Decision on the application
[31] Having looked at the various documents requested, I make the following decisions on the requests.
Court minutes
[32] I consider the minutes requested do not disclose private or confidential information about the parties or the dispute that is not already in the public arena as a consequence of the ADR judgment and I grant leave to access those documents. Indeed, I consider public confidence in the judiciary is enhanced by seeing what steps are taken to ensure such cases are case managed appropriately.
Pleadings and submissions on the application to refer to ADR
[33] In terms of the application for referral to ADR, the notice of opposition to that application and the submissions by the parties, these are, as I have said, documents that do no more than provide the background to the ADR judgment and the matters considered in it. In general, subject to what I say in [37] and [38] below, I am satisfied it is appropriate to grant access to these documents.
Transcript of hearing
[34] In respect of the request for the transcript of the hearing, it is clear that RNZ has been advised that a transcript was prepared as that is not a document which would normally be on file. The transcript is of a chambers hearing which, while the media can attend, the public would not normally have access to. This is a factor which points against its provision. Furthermore, I do not consider it assists with the stated purpose of understanding how the senior courts manage litigation that involves one of their own judges. In the course of submissions, a judge may play devil’s advocate, testing the positions of the parties by putting a contrary view. This is of little assistance to understanding of the reasons for the ADR judgment which are, of course, set out in full in the Judge’s decision. There is also a risk that comments can be taken out of context and presented as a Judge’s view, when that is not borne out in the final decision, which sets out the Judge’s concluded view. For these reasons, and taking into account the stated purpose of the request for further information, I do not consider provision of the transcript would assist with that and I decline to grant access to it.
Documents relating to the appeal
[35] The final request is for the application for leave to appeal the ADR judgment to the Court of Appeal, the opposition to that application, and all submissions on that application. I grant access to both the application and the opposition given those largely reflect the competing positions of the parties as presented to the High Court on whether the dispute should be referred to ADR.
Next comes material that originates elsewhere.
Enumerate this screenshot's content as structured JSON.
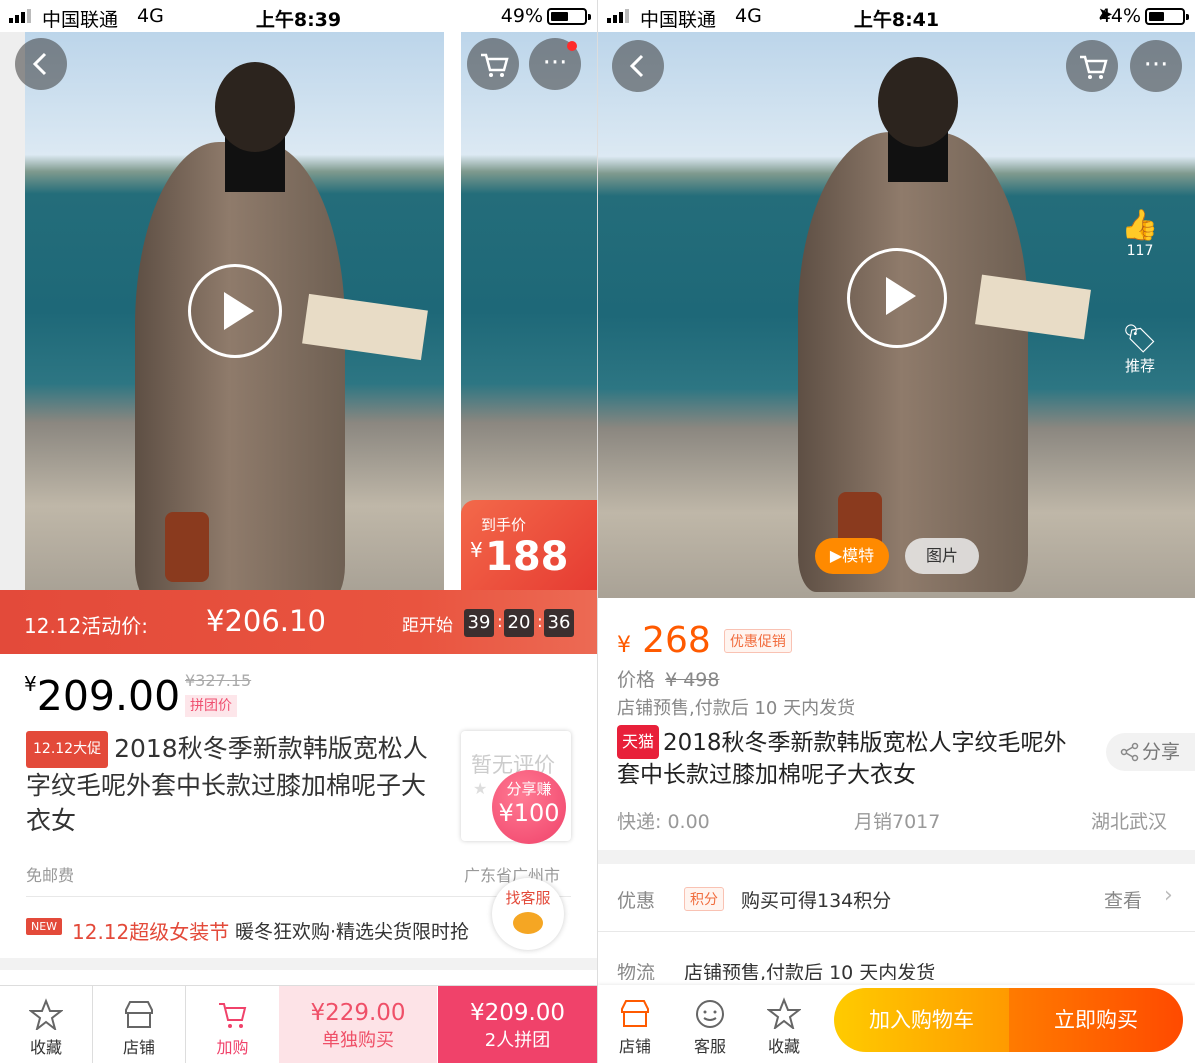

[36] However, there do not appear to be any submissions, as such, on the application for leave to appeal to the Court of Appeal as, following the unsuccessful mediation,
the defendant and interested parties withdrew their opposition to the balance of the application, abiding the decision of the Court. There are therefore, no documents I could find which fit this description.
Confidentiality and privacy interests
[37] There are some brief references in the documents requested to private matters and personal views and to allegations which have not yet been determined. The permission I grant to access the identified documents is subject to a condition that certain parts are not published or disclosed. This reflects the principle in r 13 that before the substantive hearing (by which I mean a substantive determination of the allegations), the protection of confidentiality and privacy interests may require that access to documents be limited. It also reflects the fact that such is expressly not sought by the applicant.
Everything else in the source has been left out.